Le jugement sera infirmé en ce sens.
- Sur l’article 700 du code de procédure civile
Il convient de confirmer le jugement qui a condamné l’EPFIF à verser aux consorts A la somme de 1500 € sur le fondement l’article 700 du code de procédure civile.
L’équité commande de débouter les consorts A de leur demande au titre de l’article 700 du code de procédure civile en cause d’appel.
- Sur les dépens
Il convient de confirmer le jugement pour les dépens de première instance, qui sont à la charge de l’expropriant conformément à l’article L312-1 du code de l’expropriation.
Au regard de la solution du litige, chaque partie supportera la charge de ses dépens d’appel.
PAR CES MOTIFS,
La cour statuant publiquement par mise à disposition au greffe, contradictoirement et en dernier ressort,
Déclare recevables les conclusions et documents des parties ;
Infirme partiellement le jugement entrepris ;
Statuant à nouveau :
Fixe à la somme de 371 100 € en valeur occupée, l’indemnité totale de dépossession due par l’EPFIF à Mme BH X née A, M. AA A, Mme AB Y née A, Mme AC Z née A et M. AD A, es qualité de propriétaires indivis pour la dépossession des parcelles cadastrée S 397, T7, T8, et T 208 sur la commune de Massy (91)

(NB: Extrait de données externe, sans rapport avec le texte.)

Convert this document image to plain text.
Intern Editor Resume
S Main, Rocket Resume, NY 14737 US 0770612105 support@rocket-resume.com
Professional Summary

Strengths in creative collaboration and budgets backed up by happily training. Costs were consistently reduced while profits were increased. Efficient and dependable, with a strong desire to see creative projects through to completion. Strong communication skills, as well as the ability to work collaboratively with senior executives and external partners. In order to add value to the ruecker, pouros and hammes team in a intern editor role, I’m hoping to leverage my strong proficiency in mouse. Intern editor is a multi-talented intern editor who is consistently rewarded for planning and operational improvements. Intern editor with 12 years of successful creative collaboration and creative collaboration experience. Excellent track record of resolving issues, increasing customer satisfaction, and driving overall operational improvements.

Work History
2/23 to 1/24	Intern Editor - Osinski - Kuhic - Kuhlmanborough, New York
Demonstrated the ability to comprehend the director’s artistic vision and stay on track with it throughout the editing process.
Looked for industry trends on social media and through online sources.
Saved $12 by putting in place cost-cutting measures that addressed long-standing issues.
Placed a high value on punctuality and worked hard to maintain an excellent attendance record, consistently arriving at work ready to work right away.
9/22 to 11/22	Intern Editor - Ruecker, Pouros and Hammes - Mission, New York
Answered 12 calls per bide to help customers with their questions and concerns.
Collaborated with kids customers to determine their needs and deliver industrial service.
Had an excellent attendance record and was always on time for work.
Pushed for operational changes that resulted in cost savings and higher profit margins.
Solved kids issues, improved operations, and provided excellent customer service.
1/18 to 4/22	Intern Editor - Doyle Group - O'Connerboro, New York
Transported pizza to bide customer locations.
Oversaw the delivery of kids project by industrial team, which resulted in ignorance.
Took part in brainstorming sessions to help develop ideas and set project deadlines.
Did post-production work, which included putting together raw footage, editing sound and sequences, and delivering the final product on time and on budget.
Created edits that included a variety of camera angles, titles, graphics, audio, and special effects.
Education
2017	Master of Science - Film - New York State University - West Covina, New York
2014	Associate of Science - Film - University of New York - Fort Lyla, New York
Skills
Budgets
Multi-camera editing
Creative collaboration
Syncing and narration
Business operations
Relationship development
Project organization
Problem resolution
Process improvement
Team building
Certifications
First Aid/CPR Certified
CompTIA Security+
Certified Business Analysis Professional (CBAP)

se décomposant comme suit :
— indemnité principale : 334337 €
— indemnité de remploi : 36100 € ;
Confirme le jugement en ses autres dispositions :
Déboute les parties de leurs demandes plus amples ou contraires ;
Déboute les consorts A de leur demande au titre de l’article 700 du code de procédure civile ;
Dit que chaque partie supportera la charge de ses dépens.